Toby Flood’s cross-channel switch next season means England must now decide on who to back up Owen Farrell going into the RWC 2015.
Farrell, England’s number one, has only missed the Six Nations match against Italy this year since being used as a replacement against South Africa in November 2012.
Although criticism remains over his ability to open up England’s attack, the Saracen is the clear frontrunner in the position due to lack of clear competition around him.
Flood indeed was Farrell’s main rival, along with being England’s most experience player during the November Tests with his 60 caps.
All but confirmed, Flood’s move to France – most likely to Toulouse – will render him unavailable for selection from next season such is England’s policy with overseas players.
The decision to be made by England head coach Stuart Lancaster is whether to use Flood in next year’s Six Nations or to start developing a secondary and tertiary fly-half option ahead of the next global showpiece.
There’s little point in having Flood occupy a spot that he will be no longer able to fill over the next two years, unless England’s selection policy changes and the likes of Delon and Steffon Armitage are allowed back into the fold.
Flood’s departure alone based on his vast experience is a blow and aged 28 it is a surprise to not see him wait until after the RWC to make the move abroad, but he must have his reasons.
Which leaves a list of four candidates aged 26 or under and one over that mark to step in.
Bath’s George Ford chose to leave Leicester Tigers last season because Flood remained in his path to a starting spot.
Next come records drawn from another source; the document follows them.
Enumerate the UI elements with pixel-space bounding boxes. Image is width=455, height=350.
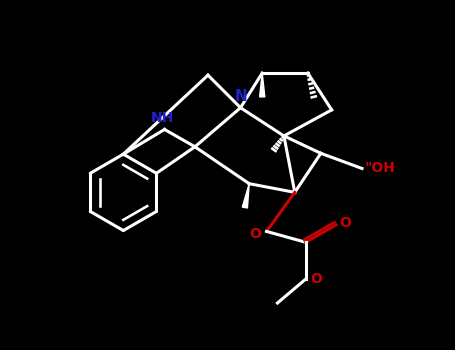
Text: O: O bbox=[249, 226, 261, 240]
Text: NH: NH bbox=[151, 111, 174, 125]
Text: N: N bbox=[234, 89, 247, 104]
Polygon shape bbox=[260, 73, 265, 97]
Text: "OH: "OH bbox=[364, 161, 395, 175]
Polygon shape bbox=[243, 184, 249, 208]
Text: O: O bbox=[339, 216, 351, 230]
Text: O: O bbox=[310, 272, 322, 286]
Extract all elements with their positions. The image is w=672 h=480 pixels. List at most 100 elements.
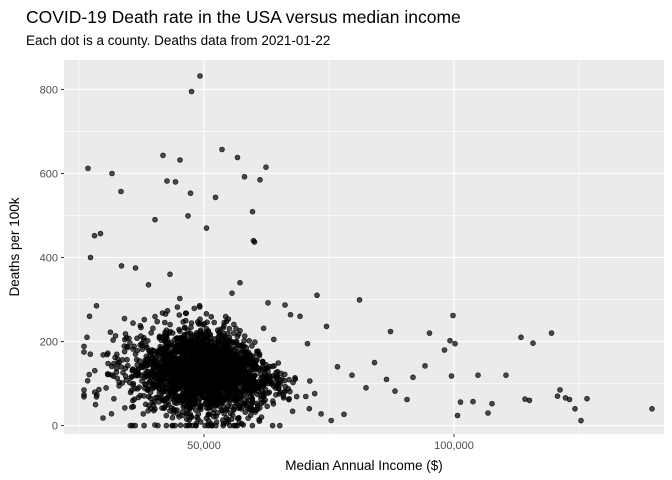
data-point (176, 364, 183, 371)
data-point (191, 344, 197, 350)
data-point (222, 313, 229, 320)
data-point (302, 393, 309, 400)
data-point (649, 405, 655, 412)
x-axis-title: Median Annual Income ($) (285, 458, 443, 473)
data-point (447, 337, 453, 344)
data-point (208, 399, 214, 406)
data-point (176, 312, 183, 318)
data-point (235, 342, 241, 349)
data-point (276, 422, 283, 429)
data-point (485, 410, 491, 416)
data-point (169, 414, 176, 421)
data-point (111, 395, 117, 402)
data-point (105, 360, 111, 367)
data-point (177, 342, 184, 349)
data-point (121, 315, 128, 322)
data-point (246, 337, 252, 344)
data-point (454, 412, 461, 419)
data-point (183, 390, 190, 396)
data-point (110, 337, 116, 343)
data-point (260, 360, 266, 366)
data-point (198, 383, 205, 390)
data-point (152, 372, 159, 378)
data-point (149, 349, 155, 356)
data-point (281, 377, 288, 384)
data-point (252, 339, 258, 345)
data-point (84, 334, 90, 341)
data-point (287, 311, 294, 318)
data-point (148, 361, 155, 368)
data-point (518, 334, 524, 341)
data-point (211, 343, 217, 350)
data-point (251, 239, 258, 245)
data-point (167, 271, 173, 278)
data-point (234, 352, 241, 359)
data-point (177, 422, 184, 429)
data-point (181, 331, 188, 338)
data-point (204, 351, 210, 358)
data-point (227, 358, 233, 364)
data-point (176, 377, 182, 384)
data-point (221, 358, 227, 365)
data-point (311, 390, 318, 397)
data-point (218, 351, 225, 358)
data-point (141, 316, 148, 323)
data-point (81, 387, 87, 393)
data-point (241, 174, 248, 180)
data-point (254, 348, 260, 355)
data-point (122, 405, 128, 411)
data-point (136, 384, 143, 391)
data-point (584, 395, 590, 402)
data-point (128, 387, 135, 394)
data-point (103, 385, 109, 391)
data-point (215, 355, 222, 362)
data-point (387, 328, 394, 335)
data-point (181, 402, 188, 408)
data-point (205, 375, 211, 381)
data-point (192, 407, 199, 413)
data-point (272, 385, 279, 392)
data-point (183, 339, 190, 346)
data-point (356, 297, 363, 303)
data-point (152, 216, 158, 223)
data-point (203, 367, 209, 373)
data-point (265, 300, 271, 306)
data-point (306, 405, 313, 412)
data-point (203, 344, 209, 351)
data-point (249, 422, 256, 429)
data-point (227, 382, 234, 388)
data-point (297, 313, 303, 320)
data-point (197, 320, 203, 327)
data-point (256, 352, 263, 359)
data-point (162, 319, 168, 326)
data-point (237, 377, 244, 384)
data-point (132, 265, 139, 271)
data-point (448, 373, 455, 379)
data-point (334, 363, 341, 370)
data-point (548, 330, 555, 336)
data-point (226, 325, 233, 332)
data-point (270, 400, 277, 407)
data-point (314, 292, 320, 299)
data-point (341, 411, 347, 418)
data-point (250, 353, 256, 360)
data-point (198, 390, 204, 397)
data-point (133, 356, 140, 363)
data-point (227, 370, 233, 377)
data-point (199, 361, 205, 367)
data-point (188, 336, 194, 342)
data-point (212, 194, 219, 201)
y-axis-title: Deaths per 100k (7, 197, 22, 296)
data-point (203, 325, 210, 332)
data-point (87, 254, 94, 261)
data-point (304, 340, 311, 347)
data-point (235, 331, 242, 337)
data-point (191, 350, 197, 357)
data-point (171, 371, 177, 377)
data-point (204, 358, 210, 365)
data-point (231, 363, 238, 370)
data-point (253, 362, 259, 369)
data-point (249, 208, 256, 215)
data-point (239, 420, 245, 427)
data-point (214, 402, 221, 408)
It’s a move that appears to be working for him, playing behind an improved pack and with Bath now third in the Aviva Premiership and in good form.
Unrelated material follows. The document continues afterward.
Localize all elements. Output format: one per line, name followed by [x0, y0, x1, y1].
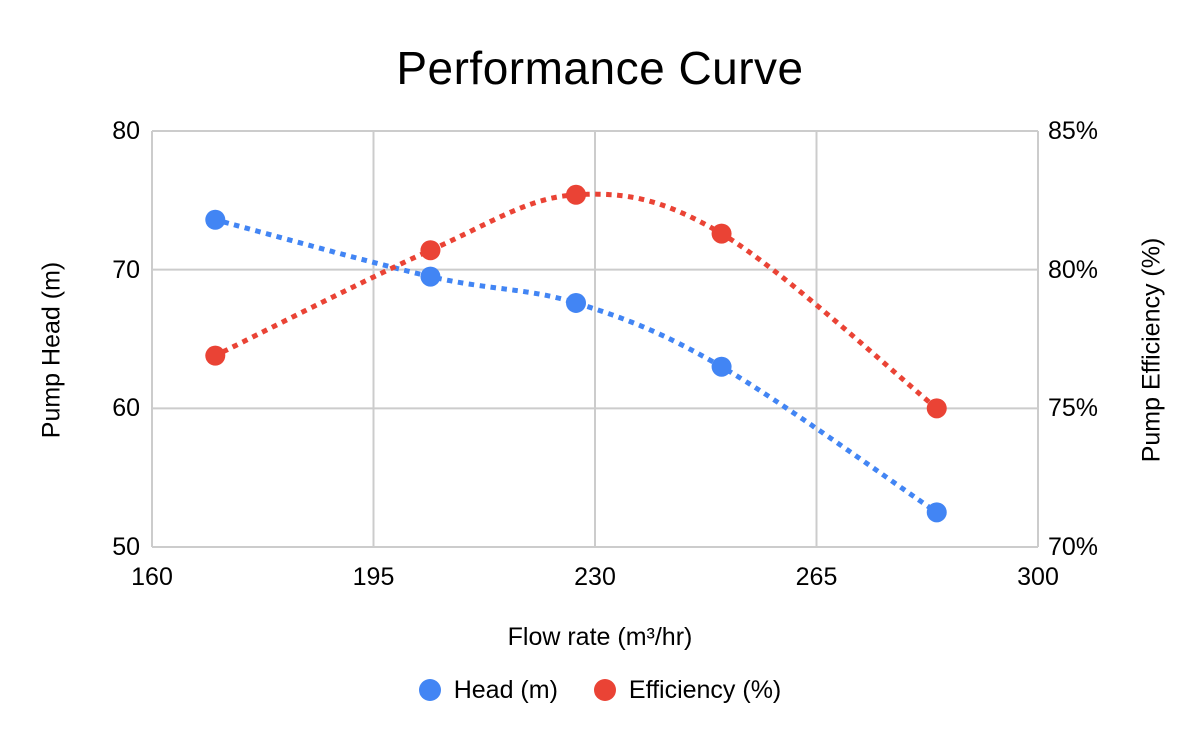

A former IRB Junior World Player of the Year, Ford at times has been outstanding for Bath this season with his kicking game and playmaking ability. He is not a defensive liability and his increased time on the pitch rather than the bench is clearing working to his advantage.
Just 20 years of age, Ford is at the same point now as when Farrell made his debut in the 2012 Six Nations. Showcasing a similar maturity, based on current form Ford must be given an opportunity.
Form indeed is the reason why Freddie Burns’ chances of a place have diminished. Gloucester’s troubles this season have been well documented – they laboured to victory on Sunday over bottom side Worcester – and Burns has paid the price by being dropped for Billy Twelvetrees.
An open target for Leicester Tigers to replace Flood, switching to Welford Road could be a career-making move for the 23-year-old working behind one of Europe’s more dominant packs and buying into an ethos at Leicester that few clubs can match.
The problem for Burns is that currently his form has been so low that by the time he arrives at the Tigers, other players might be established ahead of him with England. Nigel Davies choosing to field England centre Twelvetrees out of position at number ten ahead of Burns last Sunday hardly sends a positive message.
The latest bolter for the position is Exeter’s Henry Slade. Fresh from winning the IRB Junior World Championship earlier this year with the England U20 side, Slade has emerged from a Heineken Cup double header against Toulon with plenty of credit.
Slade was opposite first Jonny Wilkinson and then Matt Giteau over the last fortnight – two players who have done alright in their time – and impressed with his composure. An outside chance for the Six Nations, time is against Slade to nail down a spot in the squad with Gareth Steenson still ahead of him at Exeter, but his talent is undeniable.
Which leaves Danny Cipriani. Though England’s finest available attacker at fly-half, defensive lapses have continually hounded the Sale Sharks pivot. His work there is improving, however, and his control on matches is also growing.
It has been five long years since Cipriani last pulled on an England shirt and since then his career has been erratic until settling down at Sale this season.
Any recall for the former London Wasps and Melbourne Rebels player will only come after greater consistency over time, and the recent clamour over his form following a 28-point haul over a depleted Oyonnax team and victory over struggling London Irish is hardly a basis for re-inclusion at Test level.
Should the 26-year-old begin dominating matches against Leicester, Saracens, Northampton and the like, then the perspective on him will change.
Northampton’s Stephen Myler, the 29-year-old with big game experience in the Heineken Cup and who started in Argentina for England is also an option.
For now Ford seems likely to lead the race, but there’s no doubt that Flood’s decision has left Lancaster a little in the lurch. Should an injury occur to Farrell before the trip to Paris on the Six Nations opening weekend, then the situation will be of great concern.